Early Life and Biography
He served as the town rabbi of the Jewish community in Brisk and was the rosh yeshiva ("dean") of its yeshiva. He fled the Holocaust and moved to Palestine, where he re-established the Brisk Yeshiva in Jerusalem and continued educating students as his father did, in what would come to be known as the Brisker derech (Yiddish: the "Brisk method" or "Brisk approach") of analyzing the Talmud. This form of analysis stressed conceptual understanding combined with strict adherence to the text; it is also characterized by its emphasis on Maimonides’ Mishneh Torah. After his death, the yeshiva split, each son taking part of the following of the yeshiva.

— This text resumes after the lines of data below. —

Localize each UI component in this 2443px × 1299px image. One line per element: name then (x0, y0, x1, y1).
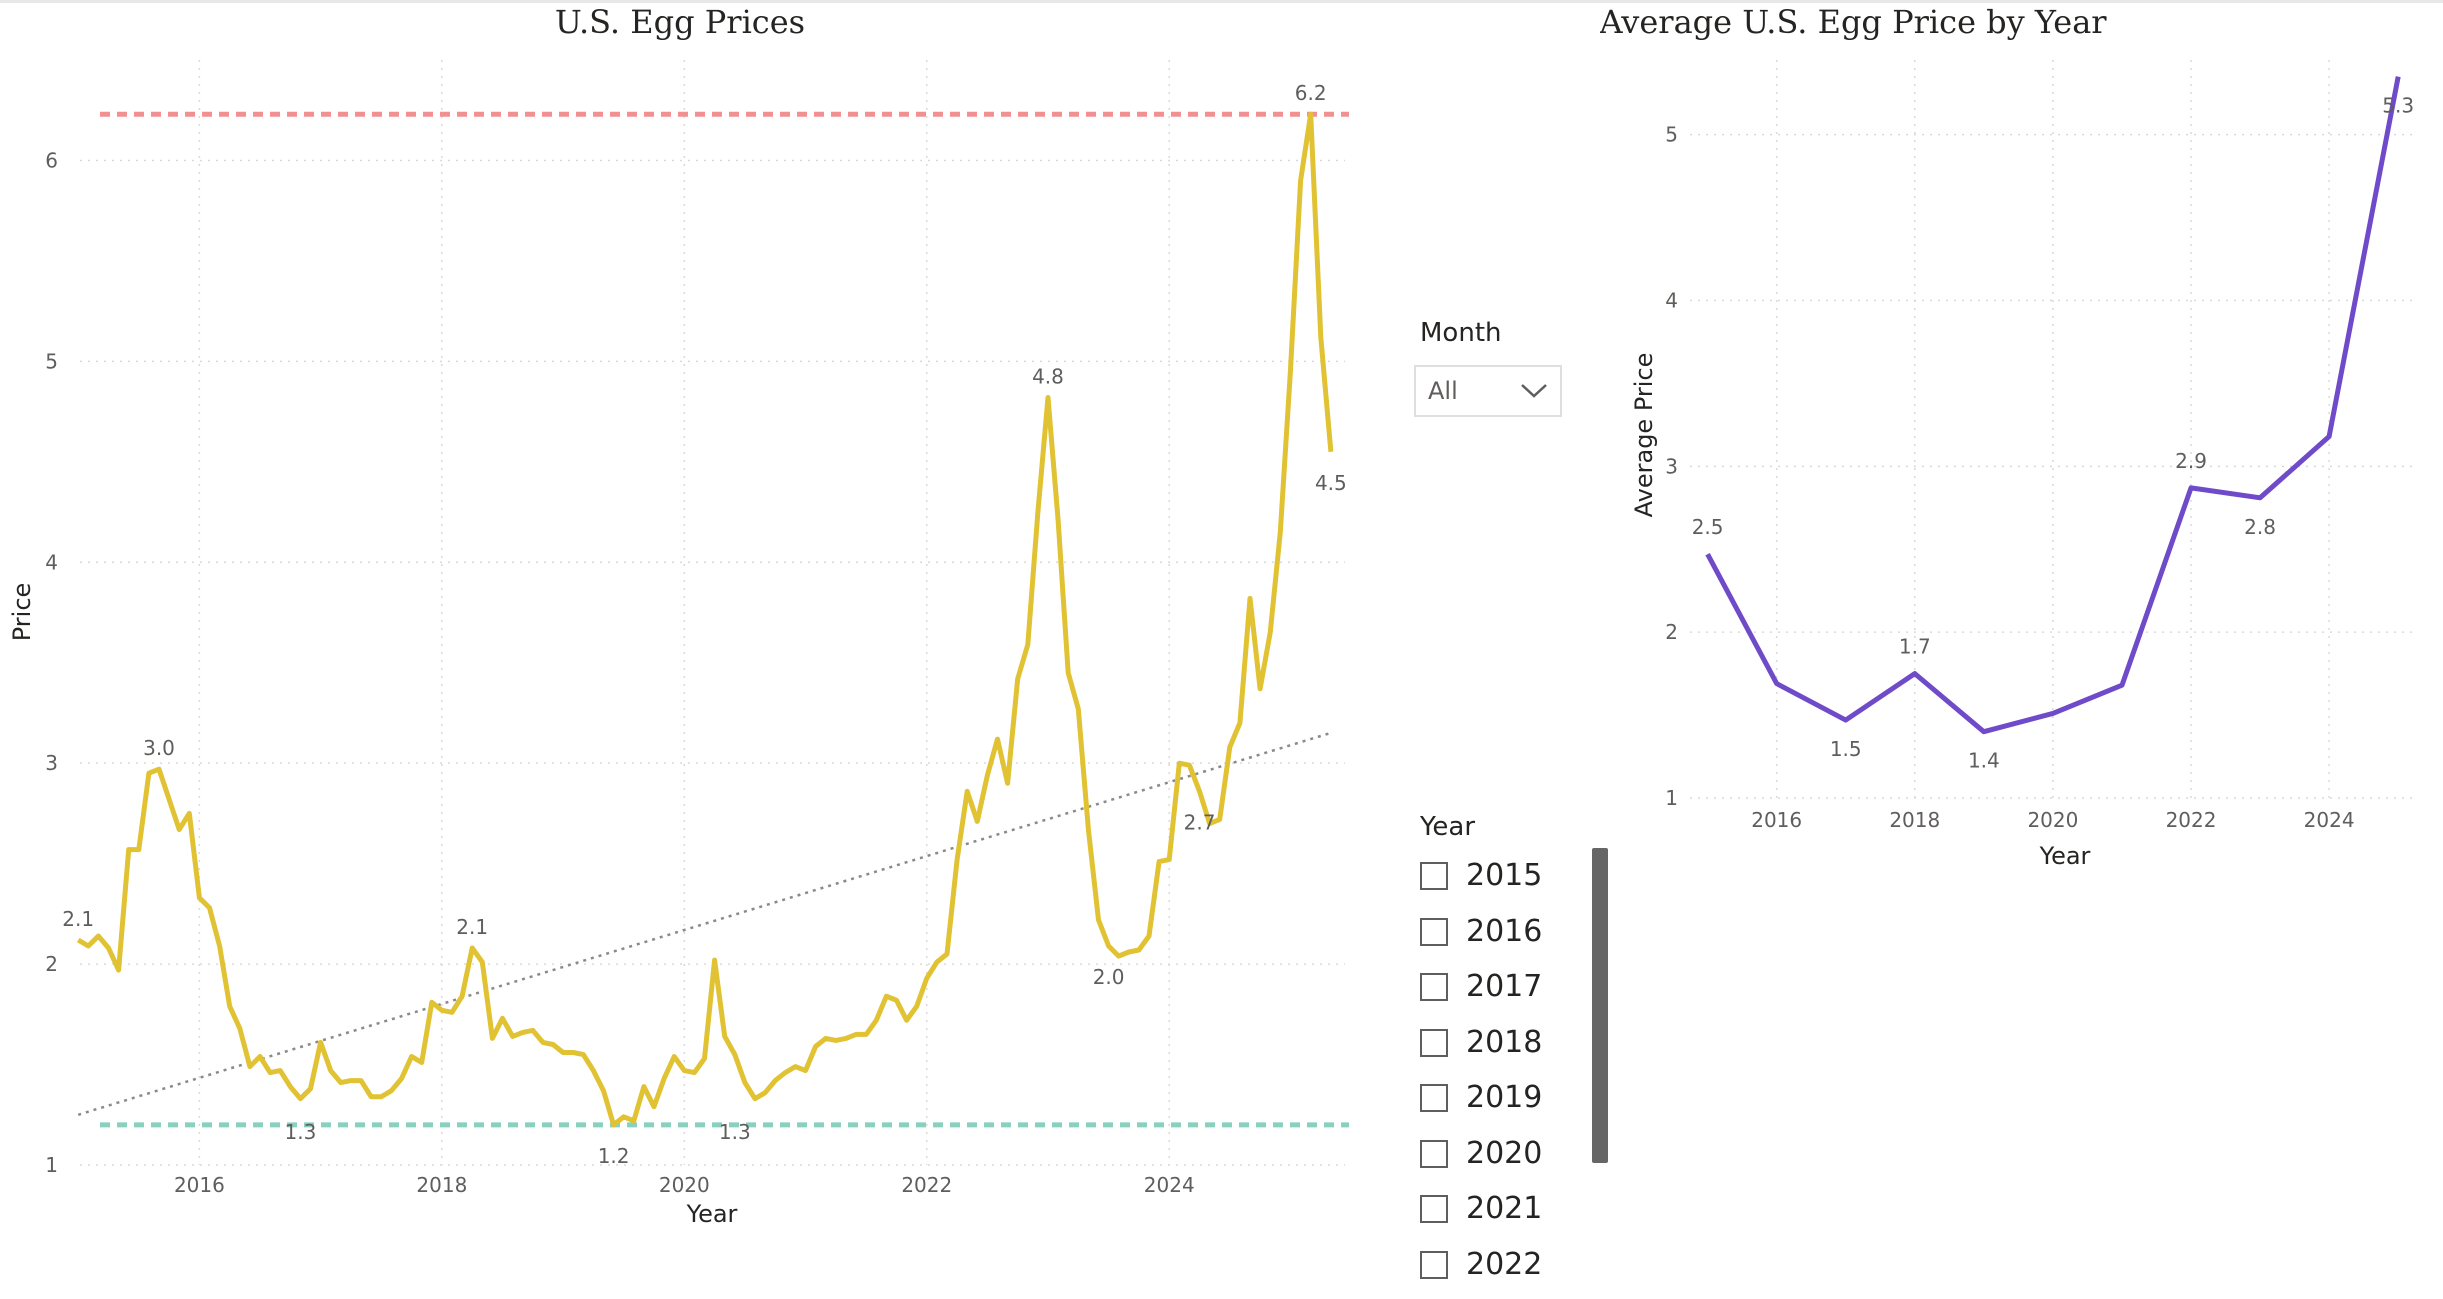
y-tick-label: 4 (45, 550, 58, 574)
reference-lines (77, 111, 1349, 1128)
price-line (76, 111, 1334, 1128)
year-option-2018[interactable]: 2018 (1420, 1023, 1580, 1067)
year-option-label: 2018 (1466, 1025, 1543, 1060)
year-slicer-title: Year (1420, 812, 1476, 842)
x-axis-ticks: 2016 2018 2020 2022 2024 (174, 1173, 1195, 1197)
month-slicer-title: Month (1420, 318, 1502, 348)
year-option-2021[interactable]: 2021 (1420, 1189, 1580, 1233)
year-option-2022[interactable]: 2022 (1420, 1245, 1580, 1289)
y-tick-label: 4 (1665, 288, 1678, 312)
y-tick-label: 5 (45, 349, 58, 373)
data-label: 1.2 (598, 1144, 630, 1168)
x-axis-title: Year (2039, 842, 2091, 870)
y-axis-title: Average Price (1630, 353, 1658, 518)
data-label: 4.5 (1315, 471, 1347, 495)
data-label: 1.7 (1899, 635, 1931, 659)
data-label: 5.3 (2382, 94, 2414, 118)
data-labels: 2.1 3.0 1.3 2.1 1.2 1.3 4.8 2.0 2.7 6.2 4.5 (62, 81, 1346, 1168)
year-option-label: 2022 (1466, 1247, 1543, 1282)
checkbox[interactable] (1420, 1251, 1448, 1279)
data-label: 2.1 (62, 907, 94, 931)
year-option-2017[interactable]: 2017 (1420, 967, 1580, 1011)
y-tick-label: 3 (1665, 454, 1678, 478)
data-label: 1.4 (1968, 749, 2000, 773)
data-label: 4.8 (1032, 365, 1064, 389)
x-tick-label: 2022 (901, 1173, 952, 1197)
y-tick-label: 3 (45, 751, 58, 775)
x-tick-label: 2018 (416, 1173, 467, 1197)
year-slicer-scrollbar[interactable] (1592, 848, 1608, 1163)
y-tick-label: 2 (1665, 620, 1678, 644)
year-option-label: 2019 (1466, 1080, 1543, 1115)
average-price-series (1705, 76, 2401, 735)
year-option-2020[interactable]: 2020 (1420, 1134, 1580, 1178)
data-label: 1.3 (719, 1120, 751, 1144)
data-label: 6.2 (1295, 81, 1327, 105)
average-price-line (1705, 76, 2401, 735)
chart-title: U.S. Egg Prices (555, 3, 805, 41)
checkbox[interactable] (1420, 1029, 1448, 1057)
x-tick-label: 2024 (2304, 808, 2355, 832)
data-label: 2.0 (1093, 965, 1125, 989)
checkbox[interactable] (1420, 1195, 1448, 1223)
data-label: 2.7 (1184, 810, 1216, 834)
y-tick-label: 6 (45, 148, 58, 172)
month-dropdown[interactable]: All (1414, 365, 1562, 417)
year-option-2016[interactable]: 2016 (1420, 912, 1580, 956)
year-option-label: 2020 (1466, 1136, 1543, 1171)
chart-title: Average U.S. Egg Price by Year (1600, 3, 2107, 41)
x-axis-title: Year (686, 1200, 738, 1228)
checkbox[interactable] (1420, 973, 1448, 1001)
x-tick-label: 2018 (1889, 808, 1940, 832)
checkbox[interactable] (1420, 1084, 1448, 1112)
year-option-label: 2015 (1466, 858, 1543, 893)
x-axis-ticks: 2016 2018 2020 2022 2024 (1751, 808, 2354, 832)
x-tick-label: 2020 (2027, 808, 2078, 832)
data-label: 3.0 (143, 736, 175, 760)
year-option-2015[interactable]: 2015 (1420, 856, 1580, 900)
checkbox[interactable] (1420, 862, 1448, 890)
y-axis-ticks: 1 2 3 4 5 (1665, 123, 1678, 810)
gridlines (1690, 60, 2412, 799)
year-option-label: 2017 (1466, 969, 1543, 1004)
x-tick-label: 2016 (1751, 808, 1802, 832)
month-selected-value: All (1428, 377, 1458, 405)
year-option-2019[interactable]: 2019 (1420, 1078, 1580, 1122)
data-labels: 2.5 1.5 1.7 1.4 2.9 2.8 5.3 (1692, 94, 2414, 773)
data-label: 2.5 (1692, 515, 1724, 539)
checkbox[interactable] (1420, 918, 1448, 946)
data-label: 2.1 (456, 915, 488, 939)
y-axis-title: Price (8, 583, 36, 642)
year-option-label: 2021 (1466, 1191, 1543, 1226)
y-tick-label: 5 (1665, 123, 1678, 147)
average-price-chart[interactable]: Average U.S. Egg Price by Year 1 2 3 4 5 201… (1600, 0, 2443, 900)
data-label: 2.8 (2244, 515, 2276, 539)
year-option-label: 2016 (1466, 914, 1543, 949)
x-tick-label: 2016 (174, 1173, 225, 1197)
trend-line (77, 731, 1331, 1116)
data-label: 1.5 (1830, 737, 1862, 761)
y-tick-label: 2 (45, 952, 58, 976)
y-tick-label: 1 (45, 1153, 58, 1177)
top-border (0, 0, 2443, 3)
y-tick-label: 1 (1665, 786, 1678, 810)
checkbox[interactable] (1420, 1140, 1448, 1168)
x-tick-label: 2020 (659, 1173, 710, 1197)
y-axis-ticks: 1 2 3 4 5 6 (45, 148, 58, 1177)
data-label: 1.3 (285, 1120, 317, 1144)
x-tick-label: 2022 (2166, 808, 2217, 832)
chevron-down-icon (1520, 379, 1548, 405)
data-label: 2.9 (2175, 449, 2207, 473)
right-y-title-holder: Average Price (1630, 353, 1658, 518)
x-tick-label: 2024 (1144, 1173, 1195, 1197)
price-series (76, 111, 1334, 1128)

Soloveitchik was a leader of the Haredi community in Israel and advocated complete withdrawal of participation with the Israeli government, the secular ideals and values of which were, in his view, antithetical to the principles of Orthodox Judaism. He went as far as opposing the reliance on government funding in support of yeshivas and other Torah institutions. This viewpoint was supported by Rabbi Joel Teitelbaum and disputed by Rabbi Elazar Shach.
Before Soloveitchik died, he called his son (Berel Soloveitchik) and Elazar Shach and reviewed the decisions and positions he had taken during his lifetime, so that they could scrutinize them and tell them if in their opinion, he had acted properly.